Das Roxy wurde 1978 geschlossen, das Capitol im gleichen Jahr der hohen Miete wegen zunächst verkleinert, dann Ende der 1980er-Jahre ganz aufgegeben. Paul-Gerhard Strunk war bis 1981 Pächter der Schauburg in der Pepperworth, des Capitols in der Almstraße und des Rex am Bahnhofsplatz.
Rex und Cinema
Das Rex mit seinen kaum mehr als 100 Plätzen im Kellersaal am Bahnhofsplatz machte zunächst mit einem sehr speziellen Programm Karriere: Als Erotikkino zog es zwar vorwiegend männliches Publikum an. Doch Videokassetten, später auch DVDs, übernahmen den Markt des gern auch als Heimatfilm umschriebenen Genres. Inhaber Karl-Heinz Brinkmann zog die Konsequenzen und gab dem Rex eine neue Rolle.
Nach einer gründlichen Renovierung und dem Einbau neuer Film- und Tontechnik eröffnete das Kino Anfang der 90er-Jahre unter dem Namen Cinema als Filmkunstkino, das vor allem selten gespielten, anspruchsvollen Filmen eine Leinwand bot. Mehr als 30 Jahre lang flimmerten hier Abend für Abend Filme über die Leinwand. Doch zum Schluss nutzten nur noch wenige Besucher die 106 Plätze. Die Räume des Cinema - 20 Quadratmeter im Erdgeschoss, 80 im Keller - übernahm schließlich 2008 das angrenzende Screening-Zentrum von Frauenarzt Dr. Norbert Uleer als Erweiterungsfläche.

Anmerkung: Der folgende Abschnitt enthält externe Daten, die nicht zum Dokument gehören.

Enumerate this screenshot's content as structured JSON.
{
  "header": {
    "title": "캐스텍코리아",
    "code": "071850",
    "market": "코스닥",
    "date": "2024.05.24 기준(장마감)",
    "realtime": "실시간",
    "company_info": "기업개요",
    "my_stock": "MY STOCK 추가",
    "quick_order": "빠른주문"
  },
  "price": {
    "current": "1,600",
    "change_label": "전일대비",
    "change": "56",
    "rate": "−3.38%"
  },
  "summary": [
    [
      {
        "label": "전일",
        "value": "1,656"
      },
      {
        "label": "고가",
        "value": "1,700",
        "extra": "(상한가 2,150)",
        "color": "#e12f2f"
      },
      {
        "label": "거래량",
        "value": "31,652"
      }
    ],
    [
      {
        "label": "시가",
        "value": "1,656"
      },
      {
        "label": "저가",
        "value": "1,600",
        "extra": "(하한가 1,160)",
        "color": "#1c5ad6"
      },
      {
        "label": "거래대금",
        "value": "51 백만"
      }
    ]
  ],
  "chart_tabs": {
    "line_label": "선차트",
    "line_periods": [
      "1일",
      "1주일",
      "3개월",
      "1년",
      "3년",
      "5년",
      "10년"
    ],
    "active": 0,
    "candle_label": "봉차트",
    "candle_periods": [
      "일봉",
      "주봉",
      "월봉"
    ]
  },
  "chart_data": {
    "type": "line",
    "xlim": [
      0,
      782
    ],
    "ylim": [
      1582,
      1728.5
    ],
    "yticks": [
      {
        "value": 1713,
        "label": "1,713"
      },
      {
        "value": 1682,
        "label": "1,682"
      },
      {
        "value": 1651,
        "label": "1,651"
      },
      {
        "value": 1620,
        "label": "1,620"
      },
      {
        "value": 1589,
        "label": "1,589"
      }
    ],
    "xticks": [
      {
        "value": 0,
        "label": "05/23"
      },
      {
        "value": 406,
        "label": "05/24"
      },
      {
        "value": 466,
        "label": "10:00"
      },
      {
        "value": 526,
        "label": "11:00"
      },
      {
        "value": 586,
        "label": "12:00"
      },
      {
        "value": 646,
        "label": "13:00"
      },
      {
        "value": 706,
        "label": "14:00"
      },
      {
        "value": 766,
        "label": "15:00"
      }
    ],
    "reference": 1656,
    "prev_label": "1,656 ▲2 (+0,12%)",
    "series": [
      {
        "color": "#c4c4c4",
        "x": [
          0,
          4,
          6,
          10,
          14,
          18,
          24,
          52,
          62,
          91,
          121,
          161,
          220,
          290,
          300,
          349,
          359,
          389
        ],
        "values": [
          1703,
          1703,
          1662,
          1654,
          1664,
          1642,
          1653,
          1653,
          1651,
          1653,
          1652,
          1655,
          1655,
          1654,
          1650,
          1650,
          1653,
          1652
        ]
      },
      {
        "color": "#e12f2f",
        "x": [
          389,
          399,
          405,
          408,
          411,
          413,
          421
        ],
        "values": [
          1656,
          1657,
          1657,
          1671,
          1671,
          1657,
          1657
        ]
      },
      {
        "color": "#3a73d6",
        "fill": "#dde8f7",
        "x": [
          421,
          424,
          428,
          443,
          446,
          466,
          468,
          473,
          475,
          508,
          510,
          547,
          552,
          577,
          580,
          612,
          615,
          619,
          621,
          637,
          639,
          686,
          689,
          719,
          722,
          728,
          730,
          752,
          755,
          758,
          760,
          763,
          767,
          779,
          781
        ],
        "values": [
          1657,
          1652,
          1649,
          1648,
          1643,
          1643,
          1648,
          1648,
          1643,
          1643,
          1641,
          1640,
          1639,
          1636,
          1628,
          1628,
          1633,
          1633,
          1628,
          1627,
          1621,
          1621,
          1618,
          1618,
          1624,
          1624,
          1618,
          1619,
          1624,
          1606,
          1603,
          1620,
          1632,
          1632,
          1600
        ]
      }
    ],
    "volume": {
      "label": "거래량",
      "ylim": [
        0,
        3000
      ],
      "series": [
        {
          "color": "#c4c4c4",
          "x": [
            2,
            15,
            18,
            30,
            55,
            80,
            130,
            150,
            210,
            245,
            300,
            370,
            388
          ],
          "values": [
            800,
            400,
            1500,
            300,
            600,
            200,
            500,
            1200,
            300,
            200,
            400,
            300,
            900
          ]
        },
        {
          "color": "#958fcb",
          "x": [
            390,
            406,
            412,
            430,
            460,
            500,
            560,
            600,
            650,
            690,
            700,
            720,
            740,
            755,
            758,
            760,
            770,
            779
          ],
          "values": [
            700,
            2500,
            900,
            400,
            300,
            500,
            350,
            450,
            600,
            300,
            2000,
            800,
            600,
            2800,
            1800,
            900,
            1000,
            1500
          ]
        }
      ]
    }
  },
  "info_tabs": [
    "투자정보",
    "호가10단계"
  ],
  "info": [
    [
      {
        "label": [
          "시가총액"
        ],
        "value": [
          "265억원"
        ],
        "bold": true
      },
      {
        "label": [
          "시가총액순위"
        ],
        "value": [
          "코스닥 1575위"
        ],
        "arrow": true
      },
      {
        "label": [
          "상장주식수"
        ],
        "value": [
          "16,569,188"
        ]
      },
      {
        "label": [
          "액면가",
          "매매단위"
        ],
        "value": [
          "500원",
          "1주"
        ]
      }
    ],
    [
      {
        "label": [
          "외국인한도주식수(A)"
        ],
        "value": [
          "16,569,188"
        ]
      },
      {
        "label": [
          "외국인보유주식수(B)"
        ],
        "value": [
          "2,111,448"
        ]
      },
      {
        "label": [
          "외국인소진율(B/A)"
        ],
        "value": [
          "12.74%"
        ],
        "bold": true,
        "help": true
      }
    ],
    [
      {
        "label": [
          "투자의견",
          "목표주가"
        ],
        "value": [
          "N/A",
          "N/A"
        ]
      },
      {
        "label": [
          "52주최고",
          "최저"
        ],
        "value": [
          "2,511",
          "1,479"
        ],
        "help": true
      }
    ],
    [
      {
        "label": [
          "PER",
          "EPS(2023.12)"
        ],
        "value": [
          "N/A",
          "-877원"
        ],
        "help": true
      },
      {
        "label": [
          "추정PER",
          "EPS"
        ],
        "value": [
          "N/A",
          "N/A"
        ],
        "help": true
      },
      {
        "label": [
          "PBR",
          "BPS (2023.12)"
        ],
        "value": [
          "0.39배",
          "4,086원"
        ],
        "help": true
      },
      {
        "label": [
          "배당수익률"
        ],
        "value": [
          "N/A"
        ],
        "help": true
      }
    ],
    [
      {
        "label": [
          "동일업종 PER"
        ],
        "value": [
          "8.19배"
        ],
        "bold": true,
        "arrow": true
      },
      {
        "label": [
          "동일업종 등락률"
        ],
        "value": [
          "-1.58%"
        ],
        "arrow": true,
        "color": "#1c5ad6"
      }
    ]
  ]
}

Die Camera am Hindenburgplatz
1972 übernahm Herbert Bölling die Camera am Hindenburgplatz und führte sie zehn Jahre mit einem bunten Unterhaltungsprogramm, ehe sie einem Hotelneubau weichen mußte. Der Göttinger Kinobetreiber Kurt Krause war 1982 mittlerweile Inhaber und musste seine Häuser City und Camera schließen.
Kino in Algermissen
Seit Anfang der 1950er Jahre gab es in einer Seitengasse der Marktstraße in Algermissen, der Göbbels-Passage, ein modernes Kino mit 300 Plätzen, darunter Logen in den beiden erhöhten hinteren Reihen. Zwei Film-Vorstellungen gab es am Samstag und sogar drei am Sonntag, sie zogen die Massen an. Die Kinder drückten sich nebenan am Schaufenster eines Cafés ihre Nasen platt, weil dort sonntags stets die schönste Torte ausgestellt war.